The amount of screwing he did was amazing. The description of him physically is repulsive so I’m not sure show more why these women would do it, but do it they did. Sometimes to get a favor for their husbands and sometimes just because Rasputin wanted them. Rasputin had most of the power when it came to ministerial appointments and I believe because of the turnover in the various ministries, the government was weak and disorganized. Because the government was weak and disorganized, people both royalists and parlamentarists, began to doubt the power Tsar Nicolas had.

If Nicolas and Alexandra had been reasonable people, things might have been different for them. Alexandra was just as bad as Marie Antionette in her views of monarchy. The people counted for nothing. Autocracy was everything and she had a divine right to rule over them. She absolutely would not hear of a constitution being drawn up and drafted into law and wouldn’t let Nicolas think of it either. He was completely ruled by her. She encouraged him in everything, even those things to which he was clearly not suited. For example, he decided to become military chief in the time of the First World War. He did not graduate from any military academy, had never fought in any wars or studied any military tactics or strategy but yet he displaced all his war ministers and generals with people he could control. If they had not been losing already at that point, they would have been doomed at that point.

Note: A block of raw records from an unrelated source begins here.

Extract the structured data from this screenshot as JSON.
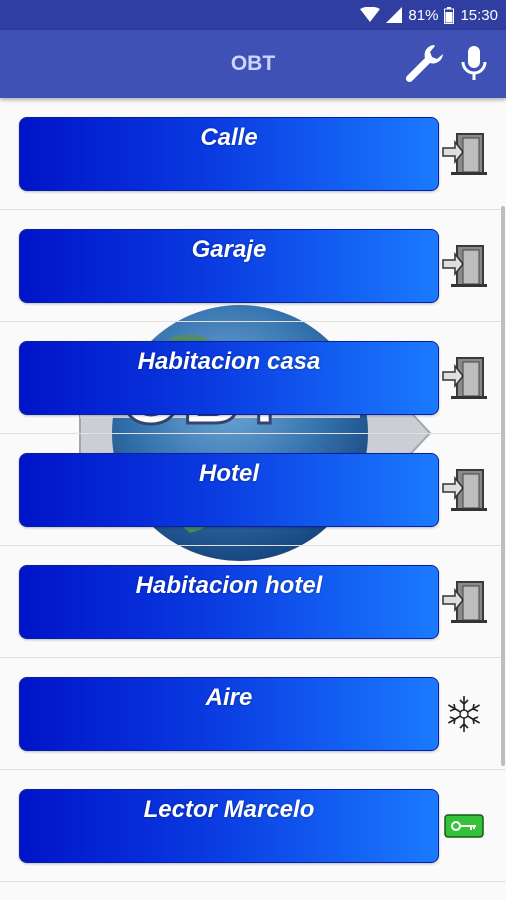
{
  "status": {
    "battery": "81%",
    "time": "15:30",
    "icons": [
      "wifi-icon",
      "signal-icon",
      "battery-icon"
    ]
  },
  "app_bar": {
    "title": "OBT",
    "actions": [
      "wrench-icon",
      "microphone-icon"
    ]
  },
  "colors": {
    "status_bar": "#2f3ea0",
    "app_bar": "#3f51b5",
    "button_gradient_start": "#0014c8",
    "button_gradient_end": "#1a7aff"
  },
  "items": [
    {
      "label": "Calle",
      "icon": "door-exit-icon"
    },
    {
      "label": "Garaje",
      "icon": "door-exit-icon"
    },
    {
      "label": "Habitacion casa",
      "icon": "door-exit-icon"
    },
    {
      "label": "Hotel",
      "icon": "door-exit-icon"
    },
    {
      "label": "Habitacion hotel",
      "icon": "door-exit-icon"
    },
    {
      "label": "Aire",
      "icon": "snowflake-icon"
    },
    {
      "label": "Lector Marcelo",
      "icon": "key-card-icon"
    }
  ]
}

What it took to kill Rasputin is amazing. There was supposed to have been poison (arsenic) in his madiera but he didn’t die of it and it didn’t show up in the autopsy. Prince Felix then had to resort to shooting him. Apparently two or three shots weren’t enough for him so he emptied the gun into Rasputin and dumped his body into a river. It was later retrieved and given a state burial. When the Bolsheviks dug it up and burned it after the coup de etat, pictures of all the Grand Duchesses (Alexandra & Nicolas’ children) were found on his body. When the Royal Family themselves were killed, they all had pictures of Rasputin.

Alexi did appear to get better after a ‘healing’ from Rasputin and it will never be known if his episodes would have subsided on their own or not because each time he had one, Rasputin was called.

In the end it had to happen. Madness and illiteracy can’t run a country forever. When the Communist Regime also fell, it proved it yet again.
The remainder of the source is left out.